To Serve Them All My Days is the sort of literate, solid entertainment upon which the BBC’s reputation for high quality drama rests. Make yourself a pot of tea and get watching.

Author: Keith Humphreys

Keith Humphreys is the Esther Ting Memorial Professor of Psychiatry at Stanford University and an Honorary Professor of Psychiatry at Kings College London. His research, teaching and writing have focused on addictive disorders, self-help organizations (e.g., breast cancer support groups, Alcoholics Anonymous), evaluation research methods, and public policy related to health care, mental illness, veterans, drugs, crime and correctional systems. Professor Humphreys' over 300 scholarly articles, monographs and books have been cited over thirteen thousand times by scientific colleagues. He is a regular contributor to Washington Post and has also written for the New York Times, Wall Street Journal, Washington Monthly, San Francisco Chronicle, The Guardian (UK), The Telegraph (UK), Times Higher Education (UK), Crossbow (UK) and other media outlets.

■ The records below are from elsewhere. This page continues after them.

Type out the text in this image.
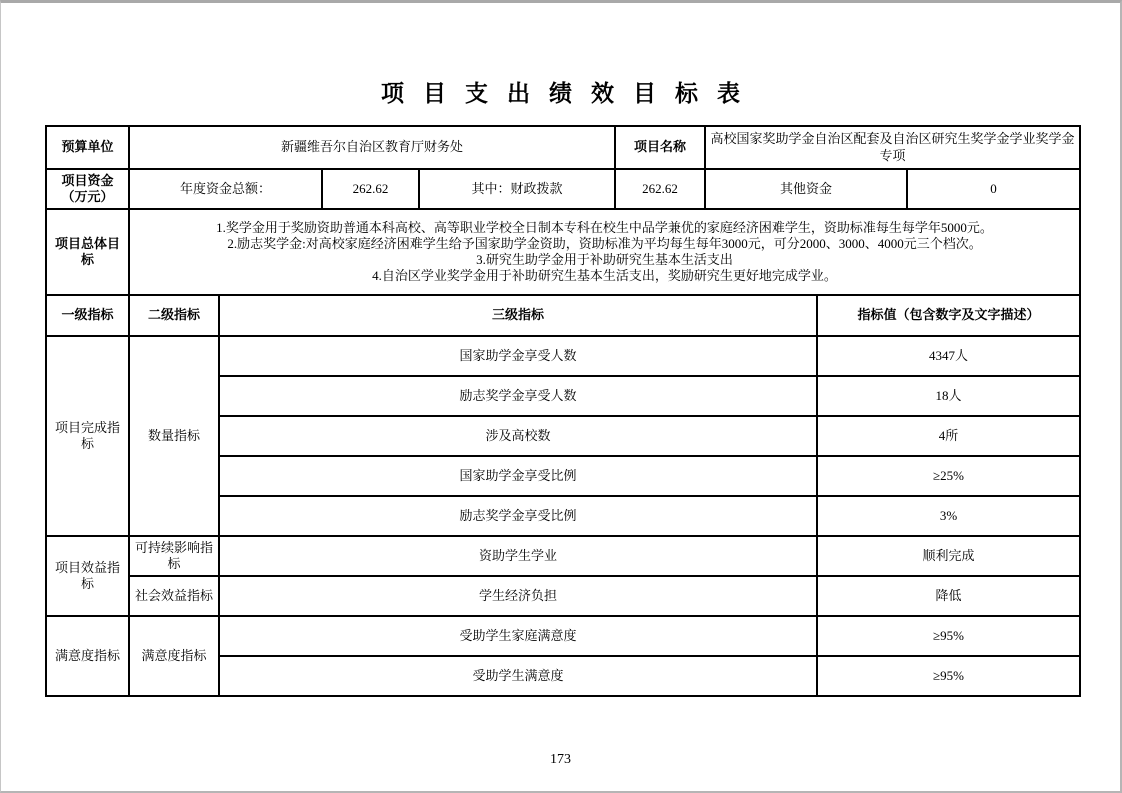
项目支出绩效目标表
预算单位	新疆维吾尔自治区教育厅财务处				项目名称	高校国家奖助学金自治区配套及自治区研究生奖学金学业奖学金专项		
项目资金（万元）	年度资金总额：		262.62	其中：财政拨款	262.62	其他资金		0
项目总体目标	1.奖学金用于奖励资助普通本科高校、高等职业学校全日制本专科在校生中品学兼优的家庭经济困难学生，资助标准每生每学年5000元。
2.励志奖学金:对高校家庭经济困难学生给予国家助学金资助，资助标准为平均每生每年3000元，可分2000、3000、4000元三个档次。
3.研究生助学金用于补助研究生基本生活支出
4.自治区学业奖学金用于补助研究生基本生活支出，奖励研究生更好地完成学业。							

一级指标	二级指标	三级指标					指标值（包含数字及文字描述）	
项目完成指标	数量指标	国家助学金享受人数					4347人	
		励志奖学金享受人数					18人	
		涉及高校数					4所	
		国家助学金享受比例					≥25%	
		励志奖学金享受比例					3%	
项目效益指标	可持续影响指标	资助学生学业					顺利完成	
	社会效益指标	学生经济负担					降低	
满意度指标	满意度指标	受助学生家庭满意度					≥95%	
		受助学生满意度					≥95%	
173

4 thoughts on “Weekend Film Recommendation: To Serve Them All My Days”

  1. Good choice. I can remember watching & enjoying many years ago. A similar genre to “Goodbye Mr Chips” but not larded with sentiment.

  2. Thanks! I love Dickens and I have never heard of this movie. I will keep a lookout for it. (I didn’t read very far though so I can be surprised. One of my favorite things about not-new movies is I don’t have to worry so much about mayhem. I will only watch mayhem in limited cases. Speaking of which, my local paper, the LA Times, is transitioning its reviewers and I don’t know if I trust the new ones yet. So inconvenient!)